4. A method according to claim 3, wherein the determining, based on the shallow reference feature vector and the deep reference feature vector, a tracking image feature corresponding to a target to be tracked in the reference frame image includes:

5. The method according to claim 4, wherein the determining whether there is a region overlap in the circumscribed screening detection frame corresponding to each of the objects to be screened in the target frame image includes:

6. The method of claim 1, wherein the similarity matching the object to be tracked with each of the objects to be screened based on the tracking image features, the reference area, the reference aspect ratio, the screening image features, the screening area, and the screening aspect ratio comprises:

7. The method of claim 1, wherein clustering each of the non-tracked objects based on the non-tracked image features to obtain a cluster center comprises:

8. An object tracking device, comprising:

The acquisition unit is used for acquiring reference frame image information, wherein the reference frame image information comprises a target to be tracked, a reference area and a reference length-width ratio of an external reference detection frame, and the target to be tracked is drawn with the external reference detection frame; the reference frame image information also comprises each non-tracking target drawn with an external non-tracking detection frame, and the categories of the non-tracking targets and the targets to be tracked are the same;

the target tracking unit is used for determining a target to be tracked in the targets to be screened contained in the target frame image based on a similarity matching result to track the target to be tracked;

The target tracking unit is used for inputting the images corresponding to the external non-tracking detection frames into the preset feature extraction model to perform feature extraction, so as to obtain non-tracking image features corresponding to the non-tracking targets in the reference frame images; based on the non-tracking image characteristics, clustering each non-tracking target to obtain a clustering center, and determining centroid characteristics corresponding to the clustering center; calculating the degree of dissimilarity between the clustering center and each target to be screened respectively based on the centroid characteristics and the screening image characteristics corresponding to each target to be screened; determining a target dissimilarity degree greater than a preset dissimilarity threshold value in each dissimilarity degree; determining target feature similarity greater than a preset similarity threshold value in the feature similarity between the target to be tracked and each target to be screened; and determining an overlapped screening target in targets to be screened corresponding to the target dissimilarity degree and targets to be screened corresponding to the target feature similarity, and determining the targets to be tracked in the target frame image for tracking based on the overlapped screening target.
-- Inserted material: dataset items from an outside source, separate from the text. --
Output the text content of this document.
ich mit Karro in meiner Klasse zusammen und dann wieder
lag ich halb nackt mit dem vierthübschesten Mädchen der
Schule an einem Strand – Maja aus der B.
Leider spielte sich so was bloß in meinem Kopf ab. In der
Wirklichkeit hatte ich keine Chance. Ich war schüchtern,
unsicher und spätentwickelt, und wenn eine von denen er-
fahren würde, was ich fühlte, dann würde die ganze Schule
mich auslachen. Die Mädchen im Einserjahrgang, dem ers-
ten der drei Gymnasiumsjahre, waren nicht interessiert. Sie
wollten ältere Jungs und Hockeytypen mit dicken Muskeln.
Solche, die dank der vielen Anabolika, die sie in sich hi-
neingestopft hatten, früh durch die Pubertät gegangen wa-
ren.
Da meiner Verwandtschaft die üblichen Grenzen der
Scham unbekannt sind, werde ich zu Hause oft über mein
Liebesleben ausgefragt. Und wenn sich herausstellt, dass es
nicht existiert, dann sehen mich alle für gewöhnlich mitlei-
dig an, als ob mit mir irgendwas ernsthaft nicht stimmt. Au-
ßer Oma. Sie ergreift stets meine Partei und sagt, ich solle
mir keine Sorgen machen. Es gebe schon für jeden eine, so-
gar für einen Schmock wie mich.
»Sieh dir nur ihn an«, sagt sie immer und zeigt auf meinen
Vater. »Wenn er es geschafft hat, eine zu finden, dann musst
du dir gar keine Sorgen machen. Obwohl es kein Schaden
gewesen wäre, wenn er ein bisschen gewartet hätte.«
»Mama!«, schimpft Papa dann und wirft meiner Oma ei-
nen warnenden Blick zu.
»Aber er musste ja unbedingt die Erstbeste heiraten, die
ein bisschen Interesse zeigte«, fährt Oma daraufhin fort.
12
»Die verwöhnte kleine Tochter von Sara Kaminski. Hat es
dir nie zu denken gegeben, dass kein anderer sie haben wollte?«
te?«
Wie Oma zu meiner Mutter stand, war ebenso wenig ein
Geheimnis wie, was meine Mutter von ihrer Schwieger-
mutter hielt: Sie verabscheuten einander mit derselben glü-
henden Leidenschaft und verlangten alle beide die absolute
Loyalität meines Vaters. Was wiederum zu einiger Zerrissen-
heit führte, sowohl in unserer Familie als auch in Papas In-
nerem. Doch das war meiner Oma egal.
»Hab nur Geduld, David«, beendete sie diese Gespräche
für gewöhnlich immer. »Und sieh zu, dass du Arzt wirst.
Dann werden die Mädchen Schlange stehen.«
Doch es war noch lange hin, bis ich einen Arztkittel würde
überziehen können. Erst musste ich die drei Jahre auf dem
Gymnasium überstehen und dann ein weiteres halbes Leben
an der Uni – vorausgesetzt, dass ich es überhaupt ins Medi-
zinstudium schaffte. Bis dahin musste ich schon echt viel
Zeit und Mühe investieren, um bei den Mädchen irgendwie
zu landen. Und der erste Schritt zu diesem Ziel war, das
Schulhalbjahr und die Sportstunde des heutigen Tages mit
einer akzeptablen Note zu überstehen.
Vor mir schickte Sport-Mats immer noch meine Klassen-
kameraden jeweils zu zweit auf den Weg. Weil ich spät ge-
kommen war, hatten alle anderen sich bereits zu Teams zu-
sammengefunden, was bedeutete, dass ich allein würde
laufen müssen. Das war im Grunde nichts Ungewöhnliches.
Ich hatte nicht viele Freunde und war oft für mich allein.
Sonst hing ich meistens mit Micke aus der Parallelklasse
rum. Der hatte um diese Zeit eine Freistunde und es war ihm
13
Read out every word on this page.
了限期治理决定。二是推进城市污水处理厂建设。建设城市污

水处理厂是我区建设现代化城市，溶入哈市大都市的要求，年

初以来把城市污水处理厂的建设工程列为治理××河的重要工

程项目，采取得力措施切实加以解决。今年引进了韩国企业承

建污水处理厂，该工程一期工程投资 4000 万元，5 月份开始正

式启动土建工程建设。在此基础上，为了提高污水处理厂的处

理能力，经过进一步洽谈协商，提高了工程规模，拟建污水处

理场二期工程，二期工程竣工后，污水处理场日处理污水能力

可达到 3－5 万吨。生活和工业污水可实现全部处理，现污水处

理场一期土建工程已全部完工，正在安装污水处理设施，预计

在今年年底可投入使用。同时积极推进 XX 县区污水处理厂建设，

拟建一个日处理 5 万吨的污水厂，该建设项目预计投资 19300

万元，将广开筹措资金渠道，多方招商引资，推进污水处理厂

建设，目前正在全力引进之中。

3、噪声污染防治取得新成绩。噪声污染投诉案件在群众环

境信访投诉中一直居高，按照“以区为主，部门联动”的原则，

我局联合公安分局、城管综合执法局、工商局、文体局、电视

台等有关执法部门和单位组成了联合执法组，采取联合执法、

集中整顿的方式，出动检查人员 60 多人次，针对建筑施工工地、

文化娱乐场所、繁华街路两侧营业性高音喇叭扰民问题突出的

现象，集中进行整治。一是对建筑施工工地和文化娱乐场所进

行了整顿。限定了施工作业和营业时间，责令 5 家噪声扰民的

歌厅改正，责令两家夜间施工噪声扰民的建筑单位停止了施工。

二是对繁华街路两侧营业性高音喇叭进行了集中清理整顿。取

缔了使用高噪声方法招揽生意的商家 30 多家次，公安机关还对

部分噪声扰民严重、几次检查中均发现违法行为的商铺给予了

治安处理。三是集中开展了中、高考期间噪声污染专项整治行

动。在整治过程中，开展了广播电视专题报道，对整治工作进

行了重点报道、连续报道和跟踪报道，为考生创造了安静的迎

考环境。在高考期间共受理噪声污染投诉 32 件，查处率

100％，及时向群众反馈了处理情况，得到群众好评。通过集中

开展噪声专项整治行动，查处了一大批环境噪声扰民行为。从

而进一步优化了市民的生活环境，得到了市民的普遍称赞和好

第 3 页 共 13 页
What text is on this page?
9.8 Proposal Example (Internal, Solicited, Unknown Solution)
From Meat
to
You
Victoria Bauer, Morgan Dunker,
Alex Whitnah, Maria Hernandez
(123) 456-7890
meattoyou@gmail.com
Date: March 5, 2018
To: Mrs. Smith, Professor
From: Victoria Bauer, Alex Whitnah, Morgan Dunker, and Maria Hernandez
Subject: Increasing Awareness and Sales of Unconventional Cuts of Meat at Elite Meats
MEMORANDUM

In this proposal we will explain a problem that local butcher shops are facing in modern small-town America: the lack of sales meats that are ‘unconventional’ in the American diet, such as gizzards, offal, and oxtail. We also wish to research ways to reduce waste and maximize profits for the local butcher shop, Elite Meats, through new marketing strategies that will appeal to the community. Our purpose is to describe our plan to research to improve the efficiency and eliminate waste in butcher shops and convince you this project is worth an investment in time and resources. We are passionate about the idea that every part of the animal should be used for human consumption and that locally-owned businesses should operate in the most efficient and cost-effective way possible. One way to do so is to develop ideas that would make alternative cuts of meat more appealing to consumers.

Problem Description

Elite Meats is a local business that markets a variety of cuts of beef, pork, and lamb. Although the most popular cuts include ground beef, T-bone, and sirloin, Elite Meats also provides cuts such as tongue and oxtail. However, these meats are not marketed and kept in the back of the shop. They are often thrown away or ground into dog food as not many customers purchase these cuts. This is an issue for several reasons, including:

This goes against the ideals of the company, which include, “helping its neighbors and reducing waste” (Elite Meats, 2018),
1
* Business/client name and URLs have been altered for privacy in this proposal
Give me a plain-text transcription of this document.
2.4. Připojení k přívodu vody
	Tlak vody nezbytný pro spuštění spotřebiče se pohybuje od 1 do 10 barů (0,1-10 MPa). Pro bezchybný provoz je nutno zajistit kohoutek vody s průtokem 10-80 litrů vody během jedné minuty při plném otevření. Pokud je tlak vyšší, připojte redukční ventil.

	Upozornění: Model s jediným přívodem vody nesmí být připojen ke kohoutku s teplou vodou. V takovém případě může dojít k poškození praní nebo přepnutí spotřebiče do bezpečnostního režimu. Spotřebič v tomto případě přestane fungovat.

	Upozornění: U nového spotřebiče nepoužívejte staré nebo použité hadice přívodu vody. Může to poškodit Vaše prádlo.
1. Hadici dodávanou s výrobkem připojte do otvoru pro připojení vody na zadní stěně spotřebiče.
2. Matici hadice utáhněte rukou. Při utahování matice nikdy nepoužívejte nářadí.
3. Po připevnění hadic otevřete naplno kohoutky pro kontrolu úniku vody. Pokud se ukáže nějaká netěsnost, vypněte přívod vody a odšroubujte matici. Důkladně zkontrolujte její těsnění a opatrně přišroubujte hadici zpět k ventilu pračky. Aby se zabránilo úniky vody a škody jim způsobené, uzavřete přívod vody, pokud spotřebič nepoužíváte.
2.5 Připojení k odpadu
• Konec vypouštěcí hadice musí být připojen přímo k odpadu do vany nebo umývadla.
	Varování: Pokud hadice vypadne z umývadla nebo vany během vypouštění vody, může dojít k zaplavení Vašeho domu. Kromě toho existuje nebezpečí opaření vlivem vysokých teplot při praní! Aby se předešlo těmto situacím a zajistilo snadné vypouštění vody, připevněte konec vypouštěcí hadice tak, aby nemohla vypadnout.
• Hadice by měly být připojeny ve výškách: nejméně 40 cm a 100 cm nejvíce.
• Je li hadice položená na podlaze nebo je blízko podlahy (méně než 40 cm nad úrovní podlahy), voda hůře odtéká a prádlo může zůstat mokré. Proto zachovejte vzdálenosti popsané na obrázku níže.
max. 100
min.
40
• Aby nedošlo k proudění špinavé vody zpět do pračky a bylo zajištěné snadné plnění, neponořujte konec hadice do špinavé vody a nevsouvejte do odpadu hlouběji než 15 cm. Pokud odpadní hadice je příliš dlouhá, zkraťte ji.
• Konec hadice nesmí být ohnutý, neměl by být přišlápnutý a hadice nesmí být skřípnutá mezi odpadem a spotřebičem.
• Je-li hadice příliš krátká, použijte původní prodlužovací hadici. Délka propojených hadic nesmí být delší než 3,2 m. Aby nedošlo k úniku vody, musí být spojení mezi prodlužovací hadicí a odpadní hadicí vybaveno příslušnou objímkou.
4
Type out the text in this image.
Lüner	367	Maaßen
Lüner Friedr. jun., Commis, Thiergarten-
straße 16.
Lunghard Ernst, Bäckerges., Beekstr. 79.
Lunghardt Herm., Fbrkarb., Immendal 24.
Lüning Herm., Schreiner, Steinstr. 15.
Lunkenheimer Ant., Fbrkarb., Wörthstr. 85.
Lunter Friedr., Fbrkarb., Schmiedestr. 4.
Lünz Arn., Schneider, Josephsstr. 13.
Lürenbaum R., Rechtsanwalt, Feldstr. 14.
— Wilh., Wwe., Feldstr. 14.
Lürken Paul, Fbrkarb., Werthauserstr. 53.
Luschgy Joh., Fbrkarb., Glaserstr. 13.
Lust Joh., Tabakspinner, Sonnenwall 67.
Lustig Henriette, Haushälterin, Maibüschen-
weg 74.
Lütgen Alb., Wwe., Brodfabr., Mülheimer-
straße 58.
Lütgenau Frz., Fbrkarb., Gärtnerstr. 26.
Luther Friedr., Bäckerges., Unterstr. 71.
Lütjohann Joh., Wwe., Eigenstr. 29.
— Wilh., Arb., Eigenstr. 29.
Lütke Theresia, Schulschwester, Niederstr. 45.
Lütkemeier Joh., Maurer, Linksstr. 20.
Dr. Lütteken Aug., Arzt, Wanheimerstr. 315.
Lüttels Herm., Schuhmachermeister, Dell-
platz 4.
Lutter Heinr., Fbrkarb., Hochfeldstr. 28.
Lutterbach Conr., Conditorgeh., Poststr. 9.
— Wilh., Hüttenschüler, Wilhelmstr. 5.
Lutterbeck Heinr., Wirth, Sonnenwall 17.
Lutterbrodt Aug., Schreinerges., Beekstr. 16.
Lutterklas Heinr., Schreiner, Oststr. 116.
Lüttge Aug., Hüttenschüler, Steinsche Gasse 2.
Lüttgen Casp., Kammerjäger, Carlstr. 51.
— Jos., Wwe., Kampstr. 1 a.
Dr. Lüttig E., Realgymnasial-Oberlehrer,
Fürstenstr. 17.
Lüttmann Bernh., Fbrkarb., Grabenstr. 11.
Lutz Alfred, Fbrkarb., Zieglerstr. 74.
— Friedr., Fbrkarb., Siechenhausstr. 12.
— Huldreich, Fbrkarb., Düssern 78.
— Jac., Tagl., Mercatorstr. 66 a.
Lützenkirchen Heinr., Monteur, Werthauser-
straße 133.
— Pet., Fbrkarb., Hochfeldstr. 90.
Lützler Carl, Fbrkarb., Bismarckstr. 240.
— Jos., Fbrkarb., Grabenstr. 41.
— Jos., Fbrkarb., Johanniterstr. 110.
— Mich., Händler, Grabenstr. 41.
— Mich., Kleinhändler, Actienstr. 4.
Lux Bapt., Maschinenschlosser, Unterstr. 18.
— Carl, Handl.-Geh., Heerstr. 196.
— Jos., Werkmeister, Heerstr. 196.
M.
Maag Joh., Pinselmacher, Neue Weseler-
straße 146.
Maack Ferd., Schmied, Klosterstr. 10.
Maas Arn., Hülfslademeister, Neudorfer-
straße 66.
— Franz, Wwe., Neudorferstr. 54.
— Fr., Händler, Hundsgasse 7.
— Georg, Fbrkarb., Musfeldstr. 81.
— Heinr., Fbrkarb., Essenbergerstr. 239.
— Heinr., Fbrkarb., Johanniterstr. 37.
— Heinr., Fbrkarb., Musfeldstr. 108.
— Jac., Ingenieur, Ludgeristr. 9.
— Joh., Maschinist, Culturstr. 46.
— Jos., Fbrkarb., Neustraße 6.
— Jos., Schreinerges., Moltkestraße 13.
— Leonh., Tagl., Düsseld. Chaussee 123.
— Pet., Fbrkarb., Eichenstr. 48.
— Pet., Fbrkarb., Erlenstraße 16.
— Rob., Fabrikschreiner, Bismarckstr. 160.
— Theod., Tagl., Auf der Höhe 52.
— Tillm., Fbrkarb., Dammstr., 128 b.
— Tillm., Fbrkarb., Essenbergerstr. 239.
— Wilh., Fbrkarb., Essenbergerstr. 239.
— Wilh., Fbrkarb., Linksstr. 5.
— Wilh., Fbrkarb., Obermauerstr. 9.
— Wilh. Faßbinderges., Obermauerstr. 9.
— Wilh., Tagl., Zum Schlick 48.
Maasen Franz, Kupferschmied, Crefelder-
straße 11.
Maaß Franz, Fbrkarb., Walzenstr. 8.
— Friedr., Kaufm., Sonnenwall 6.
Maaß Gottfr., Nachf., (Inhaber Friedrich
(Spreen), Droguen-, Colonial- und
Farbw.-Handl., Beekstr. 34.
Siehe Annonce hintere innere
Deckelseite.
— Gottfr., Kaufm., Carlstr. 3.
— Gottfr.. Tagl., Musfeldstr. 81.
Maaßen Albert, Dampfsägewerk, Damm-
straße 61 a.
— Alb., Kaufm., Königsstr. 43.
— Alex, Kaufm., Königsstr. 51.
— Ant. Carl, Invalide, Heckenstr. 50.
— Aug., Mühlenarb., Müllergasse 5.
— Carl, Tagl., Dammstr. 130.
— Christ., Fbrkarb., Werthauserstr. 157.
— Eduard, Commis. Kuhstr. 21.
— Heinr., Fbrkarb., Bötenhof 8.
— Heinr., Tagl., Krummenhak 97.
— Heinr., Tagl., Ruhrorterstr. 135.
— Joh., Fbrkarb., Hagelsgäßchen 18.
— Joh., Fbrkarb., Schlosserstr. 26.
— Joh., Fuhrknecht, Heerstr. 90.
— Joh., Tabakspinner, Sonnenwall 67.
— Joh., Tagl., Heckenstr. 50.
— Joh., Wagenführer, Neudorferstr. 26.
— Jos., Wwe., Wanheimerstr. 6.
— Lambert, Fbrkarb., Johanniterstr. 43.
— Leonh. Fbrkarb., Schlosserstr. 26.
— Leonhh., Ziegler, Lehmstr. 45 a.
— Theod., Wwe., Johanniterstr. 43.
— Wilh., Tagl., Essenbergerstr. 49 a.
9. A computer readable storage medium, on which a computer program is stored, characterized in that the computer program, when being executed by a processor, implements the steps of the method of any of claims 1 to 7.

10. A computer device comprising a memory, a processor and a computer program stored on the memory and executable on the processor, characterized in that the computer program when executed by the processor implements the steps of the method according to any one of claims 1 to 7.